I’m as doubtful and concerned as many people are about the exercise of democratic governance in many countries, knowing full well how powerful entities pursue their interests through elected assemblies. But what we’re witnessing now, I believe, is not only the erosion of liberal democracies around the world, the rise of cruel ethno-nationalism and far right obscurantism, but the spectre of violent overthrow fuelled in large part by the malevolent and lurid stuff peddled on social media platforms. Outrage and anger are driving this self-referential phenomenon, generated in large part by long held frustrations and perceived assaults on national and cultural identity.
All this of course is reflective of deep structural changes stoked by geopolitics, individualistic economic orthodoxy, and the abusive and self-serving actions of power elites. The latter has contributed to a deep distrust of governments and democratic institutions, brought on by the demonstrable secrecy, manipulations and downright lies of political leaders and their enablers.
What has emerged over recent years, care of the rise of social media, is a lethal cocktail of half-baked conspiracy theories allied to sectional, high-octane political ideologies. This has in turn prompted multiple hyper realties that ultimately, have given rise to deeply flawed characters like Trump and Bolsonaro who are regarded by millions of people as national saviours and heavenly messengers. They are, in fact, representatives of class interests and sectional power. They’re tolerated as long as they deliver.
Barrel-chested machismo, a sense of perceived victimhood, and the need for national redemption through popular mass movements are the narrational props sold to supporters. And they lap it up, perhaps hearing in these individuals the deep discontents they have, often quite legitimately, long harboured.

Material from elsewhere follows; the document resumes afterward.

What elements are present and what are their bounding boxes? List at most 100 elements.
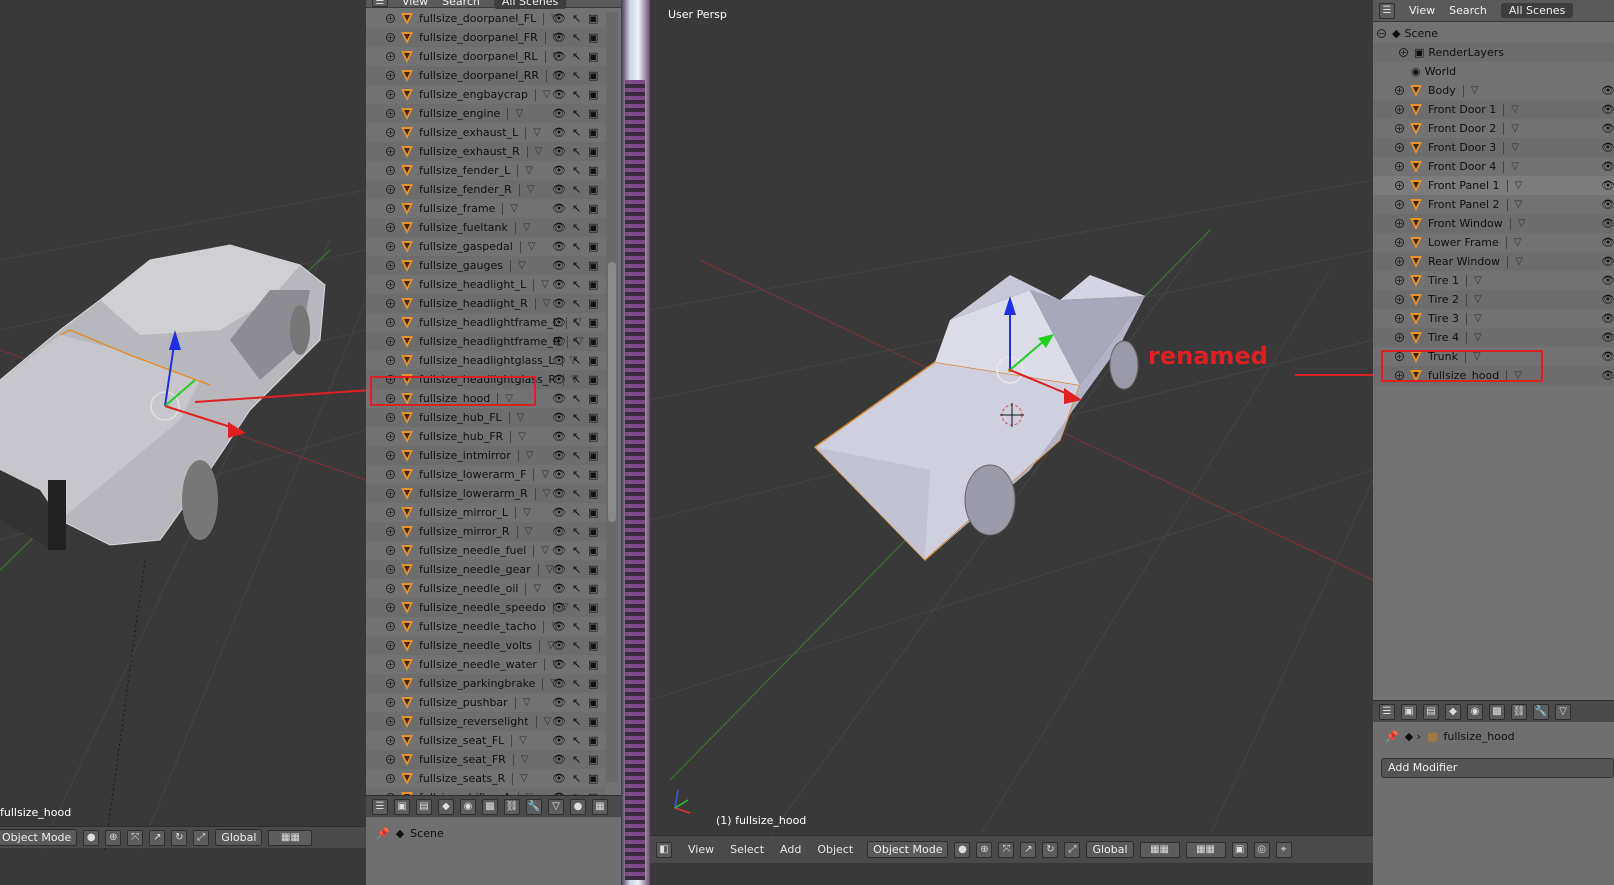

But worryingly, the personal failings of celestial appointees like Trump and Bolsonaro, the actual effects of their policies, the legitimacy they accord to violent nationalist groups, is overlooked in favour of tropes that suggest a return to a mythical golden age. The underpinnings of structural discontents are, of course, much more complex than such stories suggest.
The tales told via social media, the florid representations of inglorious leaders with scant regard for democracy are the bedrock of the violence we are now witnessing. Delusion looms large here. One of the most bizarre examples of this is a Bolsonaro supporter who, despite all the evidence, continued to describe yesterday’s violence and destruction as a “peaceful protest”. The next line, surely, is to claim that the pictures we are seeing on TV are a left-wing media beat up.

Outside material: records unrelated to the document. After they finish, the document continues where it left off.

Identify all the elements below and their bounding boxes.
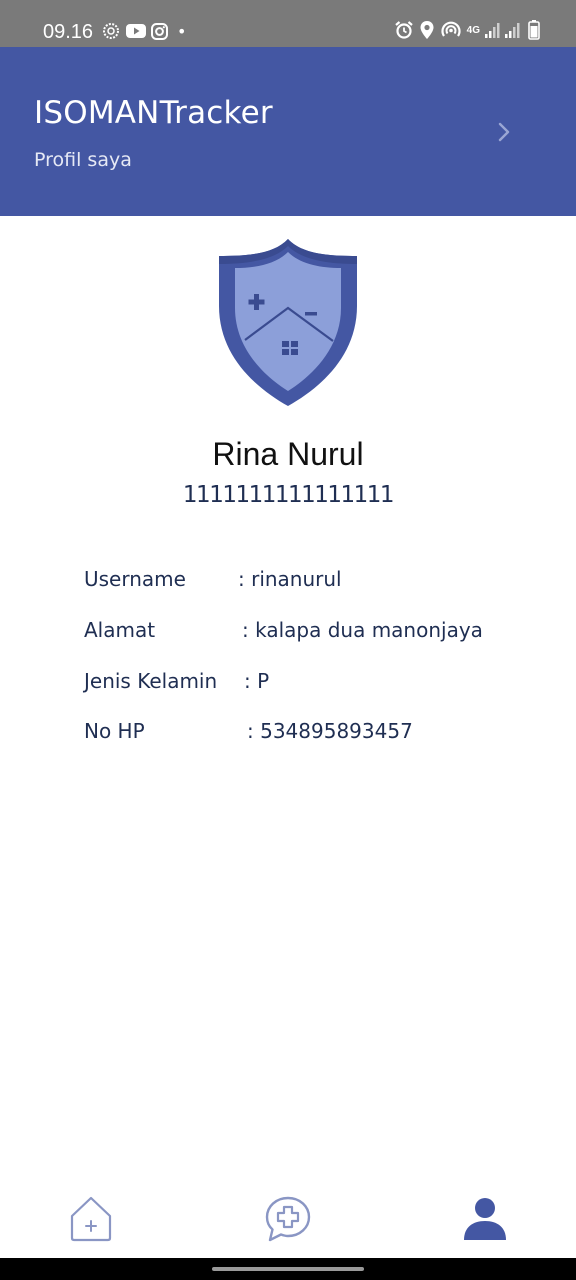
app-header: ISOMANTracker Profil saya bbox=[0, 47, 576, 216]
profile-name: Rina Nurul bbox=[212, 436, 364, 472]
status-time: 09.16 bbox=[43, 21, 94, 43]
nav-consult[interactable] bbox=[263, 1194, 313, 1244]
network-type: 4G bbox=[466, 24, 480, 36]
notification-dot: • bbox=[177, 21, 187, 41]
jenis-kelamin-value: : P bbox=[244, 669, 270, 693]
nav-profile[interactable] bbox=[460, 1194, 510, 1244]
shield-logo-icon bbox=[219, 239, 357, 406]
alarm-icon bbox=[394, 21, 413, 39]
gesture-handle[interactable] bbox=[212, 1267, 364, 1271]
status-bar: 09.16 • 4G bbox=[0, 0, 576, 47]
signal-icon bbox=[485, 23, 520, 38]
alamat-value: : kalapa dua manonjaya bbox=[242, 618, 483, 642]
status-right-icons: 4G bbox=[394, 20, 540, 40]
person-icon bbox=[464, 1198, 506, 1240]
app-title: ISOMANTracker bbox=[34, 95, 273, 131]
system-navigation-bar bbox=[0, 1258, 576, 1280]
battery-icon bbox=[528, 20, 540, 40]
page-subtitle: Profil saya bbox=[34, 149, 132, 171]
youtube-icon bbox=[126, 24, 146, 38]
nav-home[interactable] bbox=[66, 1194, 116, 1244]
hotspot-icon bbox=[441, 21, 461, 37]
chevron-right-icon[interactable] bbox=[494, 121, 514, 143]
username-label: Username bbox=[84, 567, 186, 591]
instagram-icon bbox=[151, 22, 168, 40]
location-icon bbox=[420, 21, 434, 39]
no-hp-value: : 534895893457 bbox=[247, 719, 413, 743]
profile-id-number: 1111111111111111 bbox=[182, 482, 395, 508]
home-plus-icon bbox=[70, 1196, 112, 1242]
bottom-navigation bbox=[0, 1180, 576, 1258]
alamat-label: Alamat bbox=[84, 618, 156, 642]
username-value: : rinanurul bbox=[238, 567, 342, 591]
no-hp-label: No HP bbox=[84, 719, 145, 743]
jenis-kelamin-label: Jenis Kelamin bbox=[84, 669, 218, 693]
status-left-icons: • bbox=[101, 21, 186, 41]
wheel-icon bbox=[103, 23, 119, 39]
chat-plus-icon bbox=[265, 1196, 311, 1242]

The fact that nearly half of all those who voted in the Brazilian election did so in favour of Bolsonaro, and that well over seventy million people voted for Trump, should send a shiver down our collective spine. What we’re witnessing now is the inevitable outcome of deep structural fissures and social media campaigns that at their grizzly heart, are about imposing political worldviews and sectional interests on nation states, irrespective of who actually votes. Nihilistic right wing political movements driven by misinformation, lies and epiphenomenal anger are now revealing themselves, just as the actions of right-wing Republicans in the US are doing what they can to undermine voting rights.
For such movements, democracy, even of the most basic sort, simply gets in the way.